For the first Friday of Foodie month, I asked Michelle Melton, of Michelle Melton’s Photography, to share one of her favorite weekend recipes. She graciously shared her thoughts and recipes for gluten-free pizza packets (for convenience) and a favorite gluten-free pizza recipe.
Mixes: Convenience in a box
When baking, there is nothing like a box mix for convenience. Even after I had mastered more complicated baked items from scratch such as pies, yeast breads, and pizza crust, I still enjoyed the results I achieved from box mixes. If I was short on time, the helpfulness of just adding a few wet ingredients to the mix and then popping it in the oven was always tempting. Whether it was pancakes for breakfast or a cake for a celebration, if I was in a hurry, I’d reach for a mix. And mixes can make the gluten-free diet easier to manage.
My first exposure to a gluten-free diet was about 10 years ago. Although I was familiar with celiac disease from textbooks and nutrition classes, I never knew anyone who had it. Celiac seems to be like other diseases that don’t have outward or visible symptoms; the casual observer would never know that a person has it. This was not the case, however, for my friend of mine. From the time I met her several years before, the one thing you could not avoid noticing was her dermatitis-ravaged skin. Her face and neck were especially affected; she was constantly scratching. Doctors assumed it was eczema and prescribed medications to soothe the symptoms but nothing rid her of the flare-ups completely. Then in the spring of 2008, when we met for lunch, the woman sitting across from me was not the friend I had previously known.

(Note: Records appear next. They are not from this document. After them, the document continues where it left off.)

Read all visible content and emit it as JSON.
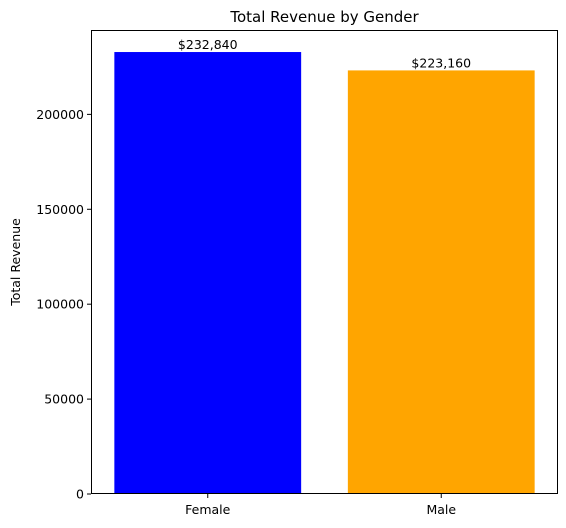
{
  "chart_data": {
    "type": "bar",
    "title": "Total Revenue by Gender",
    "xlabel": "",
    "ylabel": "Total Revenue",
    "categories": [
      "Female",
      "Male"
    ],
    "values": [
      232840,
      223160
    ],
    "data_labels": [
      "$232,840",
      "$223,160"
    ],
    "colors": [
      "#0000ff",
      "#ffa500"
    ],
    "ylim": [
      0,
      244449
    ],
    "yticks": [
      0,
      50000,
      100000,
      150000,
      200000
    ],
    "ytick_labels": [
      "0",
      "50000",
      "100000",
      "150000",
      "200000"
    ],
    "grid": false,
    "legend": "none"
  }
}
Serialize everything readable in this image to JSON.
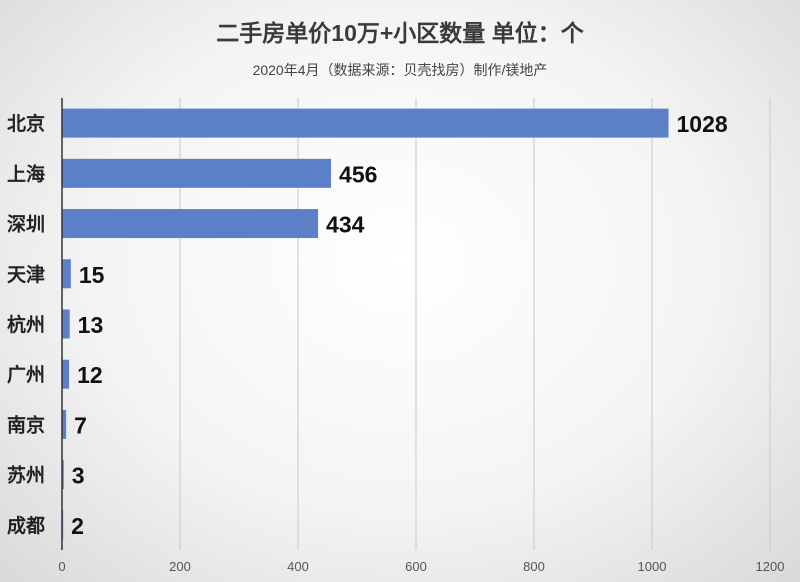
{
  "chart_data": {
    "type": "bar",
    "orientation": "horizontal",
    "title": "二手房单价10万+小区数量 单位：个",
    "subtitle": "2020年4月（数据来源：贝壳找房）制作/镁地产",
    "categories": [
      "北京",
      "上海",
      "深圳",
      "天津",
      "杭州",
      "广州",
      "南京",
      "苏州",
      "成都"
    ],
    "values": [
      1028,
      456,
      434,
      15,
      13,
      12,
      7,
      3,
      2
    ],
    "xlim": [
      0,
      1200
    ],
    "xticks": [
      0,
      200,
      400,
      600,
      800,
      1000,
      1200
    ],
    "grid": true,
    "colors": {
      "bar": "#5b80c8",
      "grid": "#c8c8c8",
      "axis": "#333333"
    }
  }
}
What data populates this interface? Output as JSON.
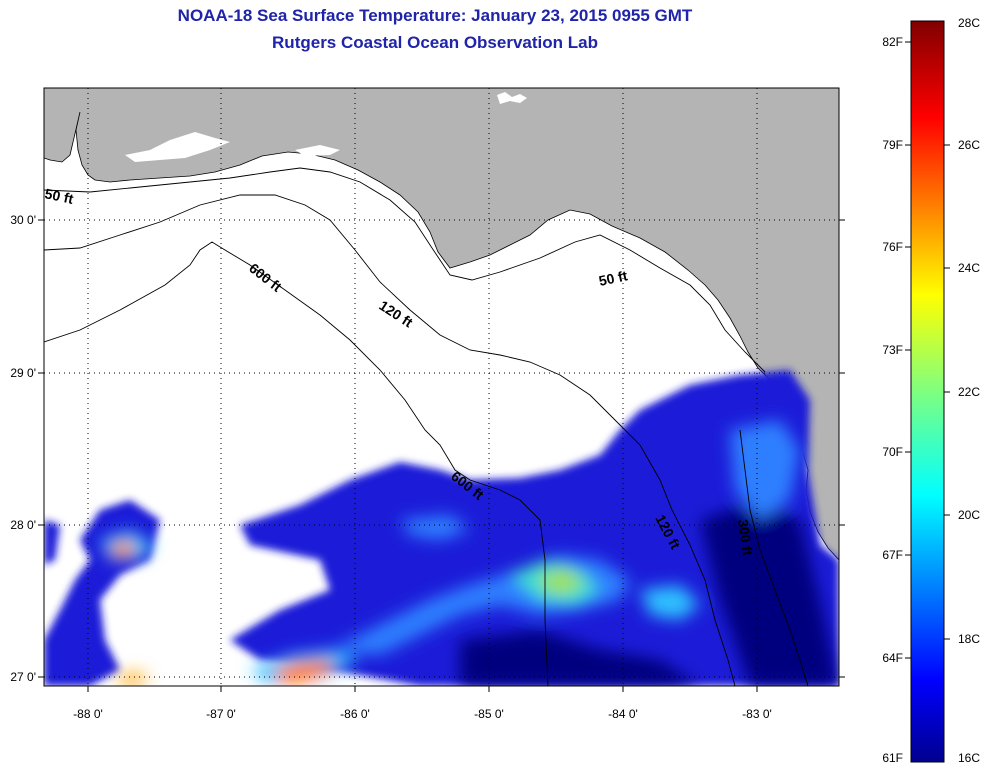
{
  "title": "NOAA-18 Sea Surface Temperature:  January 23, 2015 0955 GMT",
  "subtitle": "Rutgers Coastal Ocean Observation Lab",
  "map": {
    "lon_range": [
      -88.33,
      -82.5
    ],
    "lat_range": [
      26.93,
      30.85
    ],
    "grid": true,
    "x_ticks": [
      "-88 0'",
      "-87 0'",
      "-86 0'",
      "-85 0'",
      "-84 0'",
      "-83 0'"
    ],
    "y_ticks": [
      "30 0'",
      "29 0'",
      "28 0'",
      "27 0'"
    ],
    "contour_labels": [
      "50 ft",
      "50 ft",
      "120 ft",
      "120 ft",
      "600 ft",
      "600 ft",
      "300 ft"
    ],
    "colors": {
      "land": "#b4b4b4",
      "ocean_nodata": "#ffffff",
      "title": "#1f24a8"
    }
  },
  "colorbar": {
    "range_c": [
      16,
      28
    ],
    "celsius_labels": [
      "28C",
      "26C",
      "24C",
      "22C",
      "20C",
      "18C",
      "16C"
    ],
    "fahrenheit_labels": [
      "82F",
      "79F",
      "76F",
      "73F",
      "70F",
      "67F",
      "64F",
      "61F"
    ]
  }
}
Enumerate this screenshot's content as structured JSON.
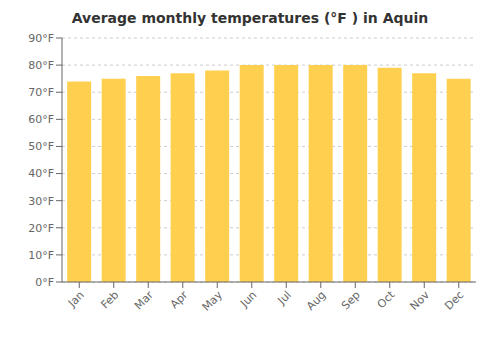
{
  "chart_data": {
    "type": "bar",
    "title": "Average monthly temperatures (°F ) in Aquin",
    "categories": [
      "Jan",
      "Feb",
      "Mar",
      "Apr",
      "May",
      "Jun",
      "Jul",
      "Aug",
      "Sep",
      "Oct",
      "Nov",
      "Dec"
    ],
    "values": [
      74,
      75,
      76,
      77,
      78,
      80,
      80,
      80,
      80,
      79,
      77,
      75
    ],
    "color": "#FFD050",
    "ylim": [
      0,
      90
    ],
    "yticks": [
      {
        "value": 0,
        "label": "0°F"
      },
      {
        "value": 10,
        "label": "10°F"
      },
      {
        "value": 20,
        "label": "20°F"
      },
      {
        "value": 30,
        "label": "30°F"
      },
      {
        "value": 40,
        "label": "40°F"
      },
      {
        "value": 50,
        "label": "50°F"
      },
      {
        "value": 60,
        "label": "60°F"
      },
      {
        "value": 70,
        "label": "70°F"
      },
      {
        "value": 80,
        "label": "80°F"
      },
      {
        "value": 90,
        "label": "90°F"
      }
    ],
    "grid": true
  }
}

Clear-skinned and relaxed she explained that a doctor diagnosed her with celiac. It wasn’t eczema at all but a flare-up of the disease. Once she became gluten-free, her dermatitis was under control. Needless to say, I was amazed.
I began to investigate (sort of toe tipping into the water) gluten-free recipes to see if a diet change would make managing my Hashimoto’s Thyroiditis easier. Since gluten sensitivity causes inflammation, I was curious if at least reducing gluten in my diet would ease the stress on my thyroid. Ten years ago, however, the problem was every gluten-free recipe called for a different flour blend. There was little overlap; one blend would not give the same results when used in a different type of recipe. At the time, I tried making the flour blends that the cookbooks recommended but they required so many ingredients and the taste left a lot to be desired so eventually I gave up.
In recent years, it has become economically advantageous for some companies to cater to the gluten-free diet. First, only specialty grocery stores carried mixes and already baked products but now major chain stores carry them as well. I liked the convenience of mixes because I no longer needed a specific flour blend for every item I wanted to bake. In some cases, the taste was still an issue but I found my favorites and used those often. While we were not totally gluten-free, these new offerings made it easier to include gluten-free snacks and baked products in our diet.